You discovered the thing you were fighting against was too big for divided churches, for divided religious community. And each of the different faith communities realized some of the very significant central teachings about the worth of a human being, about the unacceptability of injustice and oppression.”

Do you really think that God would say, ‘Dalai Lama, you really are a great guy, man. What a shame you’re not a Christian.’? I somehow don’t think so. I think God is just thrilled because no faith, not even the Christian faith, can ever encompass God or even be able to communicate who God is. Only God can do that.”

In just a few sentences, Archbishop Tutu has become an enormous inspiration to me and my work as an interfaith minister and my life as an interconnected being on this earth.

Battling apartheid and its gruesome violence required a zoomed-out view of the problems facing his world. Like he said, he and other religious leaders realized that their differences were totally insignificant in comparison to the gravity of apartheid. Oppression affected them all, despite opposing religious beliefs. This makes me wonder why many nations continue to fight each other over religious and cultural differences, as if it mattered in the first place.

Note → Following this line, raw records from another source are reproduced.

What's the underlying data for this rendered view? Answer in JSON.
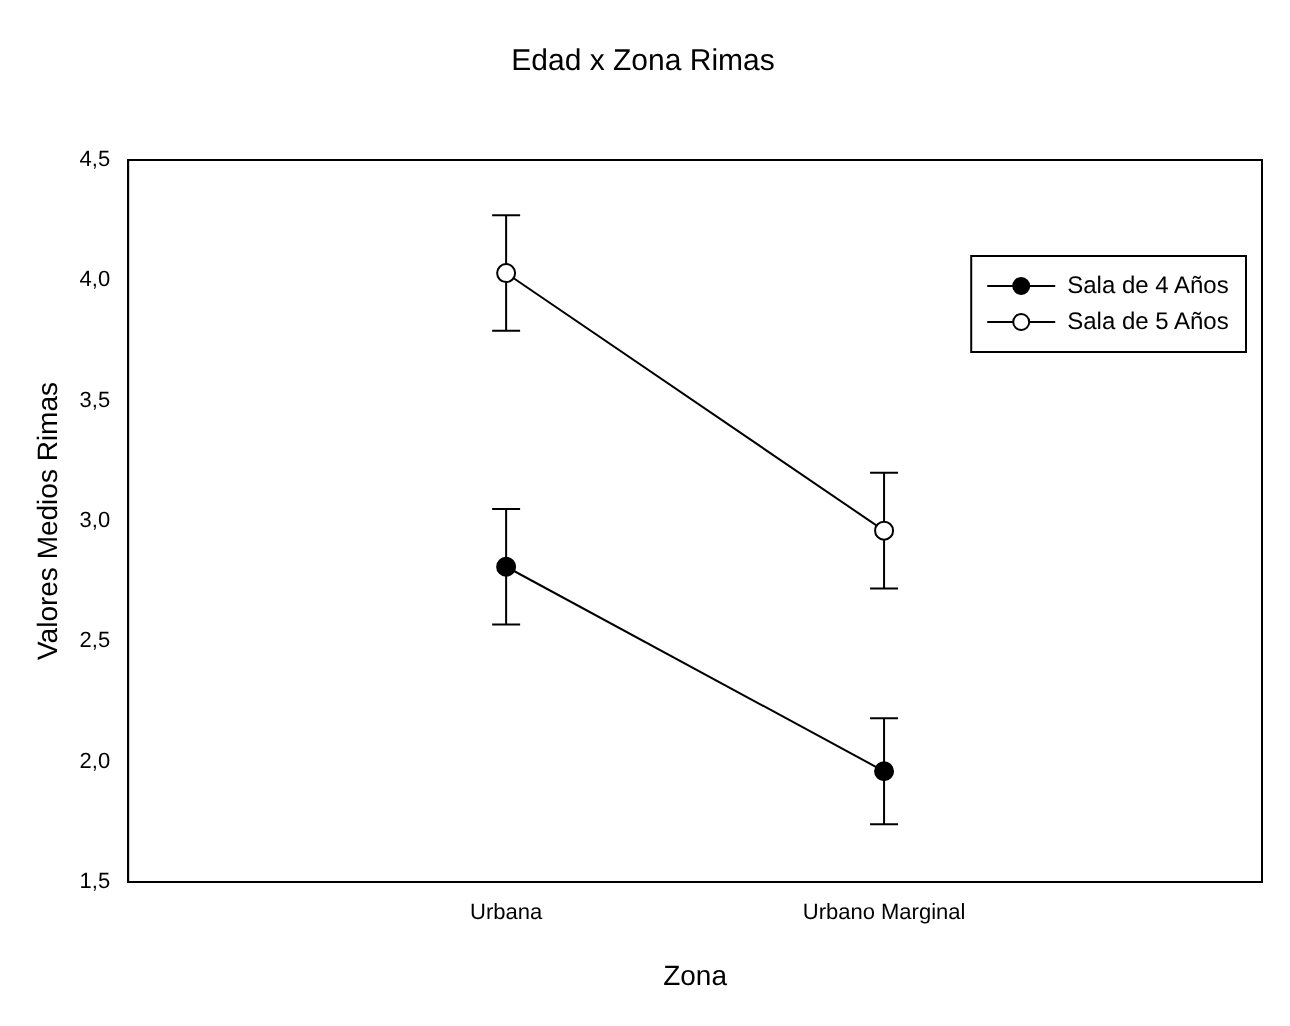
{
  "chart_data": {
    "type": "line",
    "title": "Edad x Zona Rimas",
    "xlabel": "Zona",
    "ylabel": "Valores Medios Rimas",
    "categories": [
      "Urbana",
      "Urbano Marginal"
    ],
    "series": [
      {
        "name": "Sala de 4 Años",
        "color": "#000000",
        "values": [
          2.81,
          1.96
        ],
        "errors": [
          0.24,
          0.22
        ],
        "marker": "circle"
      },
      {
        "name": "Sala de 5 Años",
        "color": "#000000",
        "values": [
          4.03,
          2.96
        ],
        "errors": [
          0.24,
          0.24
        ],
        "marker": "circle"
      }
    ],
    "ylim": [
      1.5,
      4.5
    ],
    "yticks": [
      {
        "value": 1.5,
        "label": "1,5"
      },
      {
        "value": 2.0,
        "label": "2,0"
      },
      {
        "value": 2.5,
        "label": "2,5"
      },
      {
        "value": 3.0,
        "label": "3,0"
      },
      {
        "value": 3.5,
        "label": "3,5"
      },
      {
        "value": 4.0,
        "label": "4,0"
      },
      {
        "value": 4.5,
        "label": "4,5"
      }
    ],
    "grid": false,
    "legend": "top right",
    "line_style": "solid"
  }
}
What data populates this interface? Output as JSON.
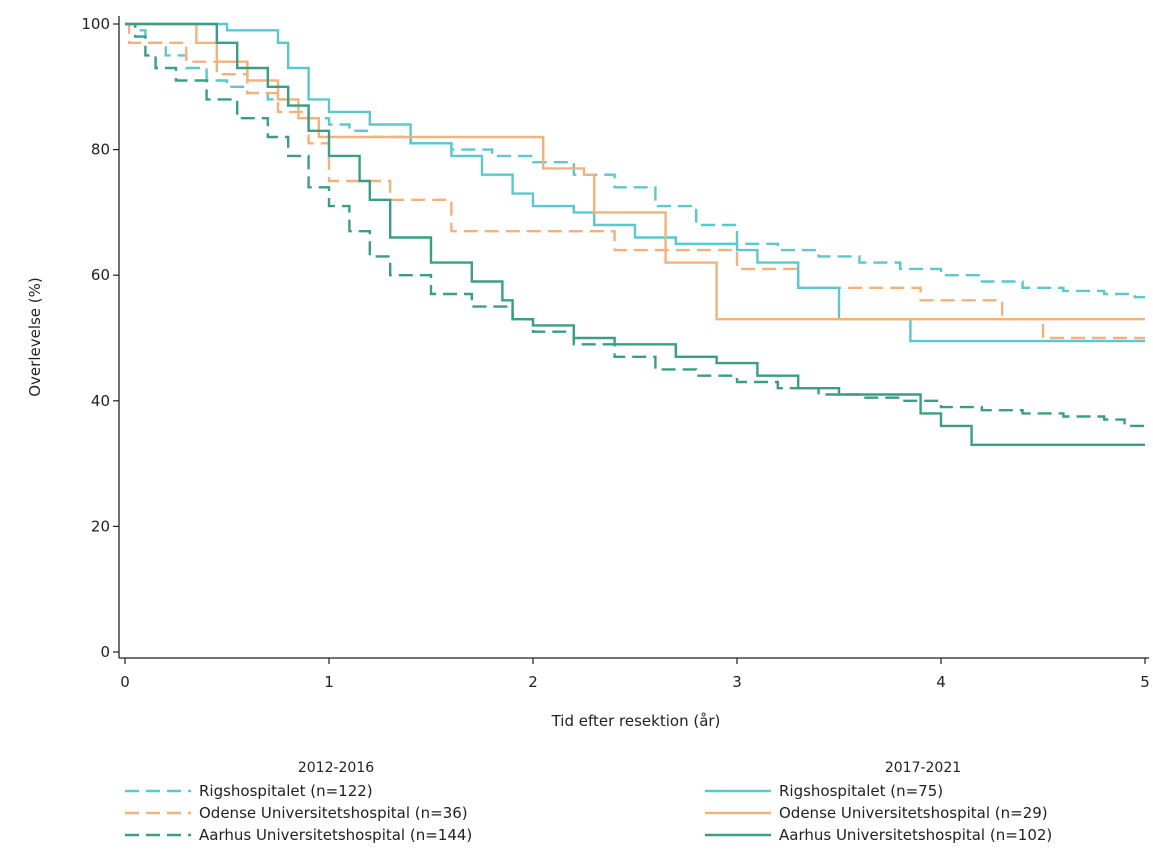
{
  "chart_data": {
    "type": "line",
    "subtype": "kaplan-meier step",
    "xlabel": "Tid efter resektion (år)",
    "ylabel": "Overlevelse (%)",
    "xlim": [
      0,
      5
    ],
    "ylim": [
      0,
      100
    ],
    "xticks": [
      "0",
      "1",
      "2",
      "3",
      "4",
      "5"
    ],
    "yticks": [
      "0",
      "20",
      "40",
      "60",
      "80",
      "100"
    ],
    "grid": false,
    "legend_position": "bottom",
    "legend_groups": [
      "2012-2016",
      "2017-2021"
    ],
    "colors": {
      "Rigshospitalet": "#5bc8cf",
      "Odense": "#f2b27c",
      "Aarhus": "#3a9e86"
    },
    "series": [
      {
        "name": "Rigshospitalet (n=122)",
        "group": "2012-2016",
        "color": "#5bc8cf",
        "dash": true,
        "x": [
          0,
          0.05,
          0.1,
          0.2,
          0.3,
          0.4,
          0.5,
          0.6,
          0.7,
          0.8,
          0.9,
          1.0,
          1.1,
          1.2,
          1.4,
          1.6,
          1.8,
          2.0,
          2.2,
          2.4,
          2.6,
          2.8,
          3.0,
          3.2,
          3.4,
          3.6,
          3.8,
          4.0,
          4.2,
          4.4,
          4.6,
          4.8,
          4.95,
          5.0
        ],
        "y": [
          100,
          99,
          97,
          95,
          93,
          91,
          90,
          89,
          88,
          87,
          85,
          84,
          83,
          82,
          81,
          80,
          79,
          78,
          76,
          74,
          71,
          68,
          65,
          64,
          63,
          62,
          61,
          60,
          59,
          58,
          57.5,
          57,
          56.5,
          56.5
        ]
      },
      {
        "name": "Odense Universitetshospital (n=36)",
        "group": "2012-2016",
        "color": "#f2b27c",
        "dash": true,
        "x": [
          0,
          0.02,
          0.3,
          0.45,
          0.6,
          0.75,
          0.9,
          1.0,
          1.3,
          1.6,
          2.2,
          2.4,
          3.0,
          3.3,
          3.9,
          4.3,
          4.5,
          5.0
        ],
        "y": [
          100,
          97,
          94,
          92,
          89,
          86,
          81,
          75,
          72,
          67,
          67,
          64,
          61,
          58,
          56,
          53,
          50,
          50
        ]
      },
      {
        "name": "Aarhus Universitetshospital (n=144)",
        "group": "2012-2016",
        "color": "#3a9e86",
        "dash": true,
        "x": [
          0,
          0.05,
          0.1,
          0.15,
          0.25,
          0.4,
          0.55,
          0.7,
          0.8,
          0.9,
          1.0,
          1.1,
          1.2,
          1.3,
          1.5,
          1.7,
          1.9,
          2.0,
          2.2,
          2.4,
          2.6,
          2.8,
          3.0,
          3.2,
          3.4,
          3.6,
          3.8,
          4.0,
          4.2,
          4.4,
          4.6,
          4.8,
          4.9,
          5.0
        ],
        "y": [
          100,
          98,
          95,
          93,
          91,
          88,
          85,
          82,
          79,
          74,
          71,
          67,
          63,
          60,
          57,
          55,
          53,
          51,
          49,
          47,
          45,
          44,
          43,
          42,
          41,
          40.5,
          40,
          39,
          38.5,
          38,
          37.5,
          37,
          36,
          35.5
        ]
      },
      {
        "name": "Rigshospitalet (n=75)",
        "group": "2017-2021",
        "color": "#5bc8cf",
        "dash": false,
        "x": [
          0,
          0.5,
          0.75,
          0.8,
          0.9,
          1.0,
          1.2,
          1.4,
          1.6,
          1.75,
          1.9,
          2.0,
          2.2,
          2.3,
          2.5,
          2.7,
          3.0,
          3.1,
          3.3,
          3.5,
          3.85,
          4.2,
          5.0
        ],
        "y": [
          100,
          99,
          97,
          93,
          88,
          86,
          84,
          81,
          79,
          76,
          73,
          71,
          70,
          68,
          66,
          65,
          64,
          62,
          58,
          53,
          49.5,
          49.5,
          49.5
        ]
      },
      {
        "name": "Odense Universitetshospital (n=29)",
        "group": "2017-2021",
        "color": "#f2b27c",
        "dash": false,
        "x": [
          0,
          0.35,
          0.45,
          0.6,
          0.75,
          0.85,
          0.95,
          1.9,
          2.05,
          2.25,
          2.3,
          2.65,
          2.9,
          3.8,
          5.0
        ],
        "y": [
          100,
          97,
          94,
          91,
          88,
          85,
          82,
          82,
          77,
          76,
          70,
          62,
          53,
          53,
          53
        ]
      },
      {
        "name": "Aarhus Universitetshospital (n=102)",
        "group": "2017-2021",
        "color": "#3a9e86",
        "dash": false,
        "x": [
          0,
          0.35,
          0.45,
          0.55,
          0.7,
          0.8,
          0.9,
          1.0,
          1.15,
          1.2,
          1.3,
          1.5,
          1.7,
          1.85,
          1.9,
          2.0,
          2.2,
          2.4,
          2.7,
          2.9,
          3.1,
          3.3,
          3.5,
          3.8,
          3.9,
          4.0,
          4.15,
          5.0
        ],
        "y": [
          100,
          100,
          97,
          93,
          90,
          87,
          83,
          79,
          75,
          72,
          66,
          62,
          59,
          56,
          53,
          52,
          50,
          49,
          47,
          46,
          44,
          42,
          41,
          41,
          38,
          36,
          33,
          33
        ]
      }
    ]
  }
}
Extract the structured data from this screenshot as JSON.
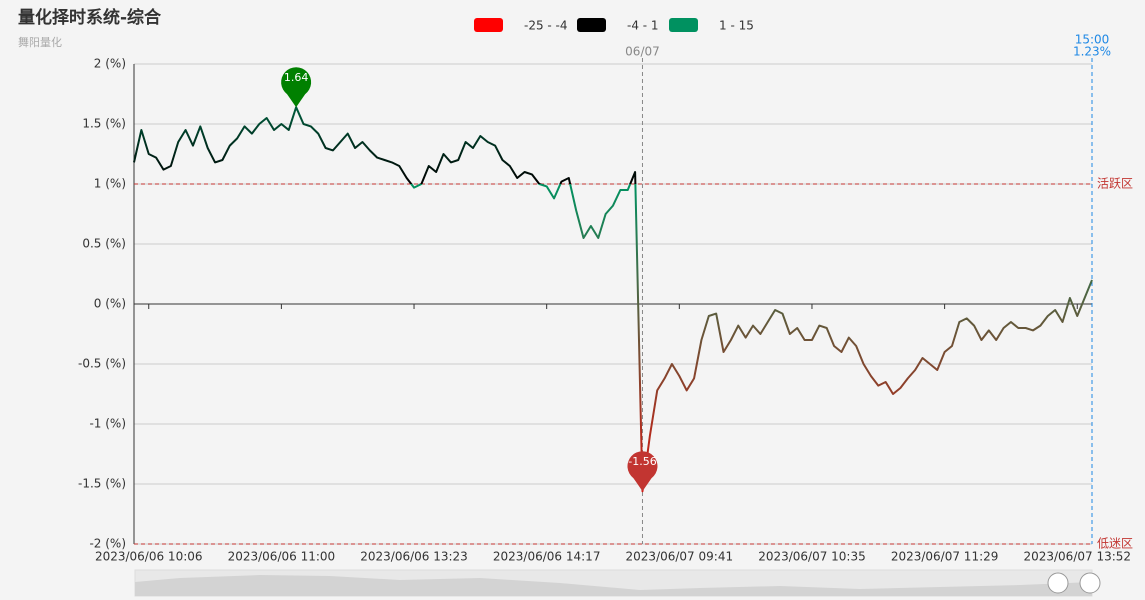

Why not come together over climate change or feeding the hungry and tending to the sick? We have much more serious issues on our hands than theological debates.

Tutu recognizes that God is so much more than Buddhism or Christianity or anything else; God is the Great Mystery, the Ineffable, totally beyond my limited human consciousness. And, despite my humanness, in whatever form that may take – whatever race, gender, sexual orientation, etc. – I am a “God-carrier.” Every one of us has a bit of the divine, a bit of the great cosmos within us. Call it chi/shen/prana/life force/God/love/stardust/whatever, it lies within us all.